As an old-time botanist who continues to know plants I encounter and learn about invasive species (I can identify poison hemlock which was never necessary in my region when I was a younger man), I missed the connection of looking deeply at plants to identify them. I also appreciated that fact that I did not have time for such identification. I was in Hawai’i for only five days and we had lots to do.
Flying home, I thought about the technology I had used. I downloaded the app despite the fact I was 5 thousand miles from my house and internet service provider, but the cellular network knew where I was. When I launched the app, it located me in the north Pacific and used that to reduce the time it needed to identify plants I photographed. It gave remarkably accurate (at least to my seeing many species for the first time) results within seconds. It also gave me the option to save my images, tag them, and even share them. I decided not to upload them to the database as I was not confident in the identifications.

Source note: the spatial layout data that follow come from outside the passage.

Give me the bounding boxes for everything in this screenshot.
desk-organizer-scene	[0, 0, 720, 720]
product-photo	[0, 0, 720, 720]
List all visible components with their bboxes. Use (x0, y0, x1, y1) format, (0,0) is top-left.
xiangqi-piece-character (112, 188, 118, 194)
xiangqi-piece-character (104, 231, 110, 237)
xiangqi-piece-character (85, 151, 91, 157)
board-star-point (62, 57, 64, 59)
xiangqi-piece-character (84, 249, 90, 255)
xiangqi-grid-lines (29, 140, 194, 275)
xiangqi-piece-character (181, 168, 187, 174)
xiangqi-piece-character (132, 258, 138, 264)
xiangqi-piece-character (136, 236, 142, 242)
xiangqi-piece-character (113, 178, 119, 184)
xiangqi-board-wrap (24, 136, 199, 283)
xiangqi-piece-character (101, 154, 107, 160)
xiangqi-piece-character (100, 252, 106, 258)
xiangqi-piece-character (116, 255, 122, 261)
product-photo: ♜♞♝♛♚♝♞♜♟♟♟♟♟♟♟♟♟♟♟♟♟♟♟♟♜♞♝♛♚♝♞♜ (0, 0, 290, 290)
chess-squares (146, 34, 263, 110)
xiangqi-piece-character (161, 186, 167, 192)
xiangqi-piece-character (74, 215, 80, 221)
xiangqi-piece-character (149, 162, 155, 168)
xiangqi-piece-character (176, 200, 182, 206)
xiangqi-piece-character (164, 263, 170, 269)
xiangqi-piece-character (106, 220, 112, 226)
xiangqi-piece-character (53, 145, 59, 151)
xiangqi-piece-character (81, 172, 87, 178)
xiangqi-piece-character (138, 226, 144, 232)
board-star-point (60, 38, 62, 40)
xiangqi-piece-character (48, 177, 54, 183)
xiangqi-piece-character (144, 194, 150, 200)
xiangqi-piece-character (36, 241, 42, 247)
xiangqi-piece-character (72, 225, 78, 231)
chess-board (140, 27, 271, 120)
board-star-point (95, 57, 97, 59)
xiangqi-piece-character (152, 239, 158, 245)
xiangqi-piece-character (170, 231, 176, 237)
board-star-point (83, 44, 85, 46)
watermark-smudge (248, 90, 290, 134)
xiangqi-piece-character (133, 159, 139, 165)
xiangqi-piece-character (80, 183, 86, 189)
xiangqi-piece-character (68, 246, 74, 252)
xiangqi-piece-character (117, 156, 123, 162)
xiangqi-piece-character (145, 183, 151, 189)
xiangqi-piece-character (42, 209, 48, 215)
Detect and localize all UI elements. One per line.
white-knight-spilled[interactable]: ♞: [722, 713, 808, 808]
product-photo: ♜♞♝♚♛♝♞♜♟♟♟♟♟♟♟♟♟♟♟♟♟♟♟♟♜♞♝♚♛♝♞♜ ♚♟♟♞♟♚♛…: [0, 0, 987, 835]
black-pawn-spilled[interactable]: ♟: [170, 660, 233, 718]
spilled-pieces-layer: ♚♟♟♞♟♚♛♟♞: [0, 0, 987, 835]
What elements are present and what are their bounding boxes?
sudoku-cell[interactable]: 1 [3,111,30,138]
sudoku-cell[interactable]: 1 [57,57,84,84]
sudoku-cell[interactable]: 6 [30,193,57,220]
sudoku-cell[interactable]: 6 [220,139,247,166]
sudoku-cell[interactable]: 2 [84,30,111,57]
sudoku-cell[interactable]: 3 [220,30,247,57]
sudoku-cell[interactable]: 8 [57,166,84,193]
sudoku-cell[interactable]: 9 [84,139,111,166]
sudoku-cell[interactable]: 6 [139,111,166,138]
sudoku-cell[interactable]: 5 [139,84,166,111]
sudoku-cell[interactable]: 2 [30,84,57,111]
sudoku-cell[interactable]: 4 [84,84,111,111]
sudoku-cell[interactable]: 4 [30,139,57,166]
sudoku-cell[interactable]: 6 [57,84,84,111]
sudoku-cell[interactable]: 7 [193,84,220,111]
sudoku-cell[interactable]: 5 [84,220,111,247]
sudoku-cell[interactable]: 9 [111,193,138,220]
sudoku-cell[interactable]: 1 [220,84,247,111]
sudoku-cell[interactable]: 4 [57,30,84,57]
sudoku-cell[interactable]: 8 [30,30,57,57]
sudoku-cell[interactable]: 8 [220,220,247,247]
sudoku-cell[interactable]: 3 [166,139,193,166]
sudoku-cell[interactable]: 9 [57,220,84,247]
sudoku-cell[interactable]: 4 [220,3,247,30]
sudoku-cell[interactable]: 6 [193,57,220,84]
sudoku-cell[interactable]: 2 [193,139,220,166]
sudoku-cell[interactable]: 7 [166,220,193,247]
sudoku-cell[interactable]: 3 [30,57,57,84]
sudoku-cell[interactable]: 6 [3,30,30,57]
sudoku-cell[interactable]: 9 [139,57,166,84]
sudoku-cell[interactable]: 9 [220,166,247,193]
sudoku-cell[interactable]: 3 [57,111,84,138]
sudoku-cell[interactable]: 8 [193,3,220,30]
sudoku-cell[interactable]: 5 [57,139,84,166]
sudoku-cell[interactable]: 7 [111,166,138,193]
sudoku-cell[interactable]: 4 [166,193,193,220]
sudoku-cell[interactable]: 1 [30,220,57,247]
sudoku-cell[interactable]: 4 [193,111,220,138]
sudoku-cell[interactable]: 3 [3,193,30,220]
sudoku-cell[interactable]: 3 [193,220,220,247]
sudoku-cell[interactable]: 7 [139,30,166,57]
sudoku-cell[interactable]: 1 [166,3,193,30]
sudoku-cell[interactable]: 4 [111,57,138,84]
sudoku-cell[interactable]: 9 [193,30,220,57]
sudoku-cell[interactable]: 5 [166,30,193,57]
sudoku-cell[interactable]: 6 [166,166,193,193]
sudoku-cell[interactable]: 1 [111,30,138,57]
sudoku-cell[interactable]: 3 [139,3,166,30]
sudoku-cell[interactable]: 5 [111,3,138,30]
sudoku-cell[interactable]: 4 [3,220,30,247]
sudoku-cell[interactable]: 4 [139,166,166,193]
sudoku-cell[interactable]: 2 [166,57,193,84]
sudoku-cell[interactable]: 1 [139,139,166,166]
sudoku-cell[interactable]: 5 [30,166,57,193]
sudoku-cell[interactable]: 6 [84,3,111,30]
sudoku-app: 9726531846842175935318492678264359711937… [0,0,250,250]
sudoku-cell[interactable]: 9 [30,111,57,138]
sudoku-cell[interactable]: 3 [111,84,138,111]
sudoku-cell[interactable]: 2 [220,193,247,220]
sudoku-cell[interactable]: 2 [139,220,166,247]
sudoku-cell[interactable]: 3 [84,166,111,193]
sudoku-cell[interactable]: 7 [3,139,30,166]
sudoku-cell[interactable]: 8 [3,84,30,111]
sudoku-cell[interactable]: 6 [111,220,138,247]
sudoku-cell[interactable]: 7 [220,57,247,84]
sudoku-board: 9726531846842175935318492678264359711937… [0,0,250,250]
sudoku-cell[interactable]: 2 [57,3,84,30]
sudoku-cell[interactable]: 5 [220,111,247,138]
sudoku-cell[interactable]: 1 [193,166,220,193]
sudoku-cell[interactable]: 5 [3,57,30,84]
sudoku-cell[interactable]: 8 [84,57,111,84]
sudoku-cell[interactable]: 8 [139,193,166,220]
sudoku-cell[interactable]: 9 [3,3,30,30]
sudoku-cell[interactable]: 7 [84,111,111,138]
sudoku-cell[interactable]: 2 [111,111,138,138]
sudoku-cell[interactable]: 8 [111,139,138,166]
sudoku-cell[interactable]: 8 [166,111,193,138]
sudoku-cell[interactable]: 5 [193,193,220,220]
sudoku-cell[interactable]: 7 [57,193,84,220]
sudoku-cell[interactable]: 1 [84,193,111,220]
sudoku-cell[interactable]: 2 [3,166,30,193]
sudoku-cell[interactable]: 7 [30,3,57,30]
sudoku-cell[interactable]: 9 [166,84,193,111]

For me, this illustrates the benefits of technology. I more throughly enjoyed my trip as a could name plants that were increasingly familiar as the trip went on. I thin about those who eschew technology as (in my case) cheating when identifying plants. In my circumstance, I had no other option. I had hundreds of plants I was seeing and I wanted to know them. That what technology does for us. It delivers information literally to our hands literally anywhere in the world.
Sure we don’t want to forget how to identify plants without technology, but let’s use it when it is the best choice. Let’s fdo the same when calculating, writing, or otherwise creating.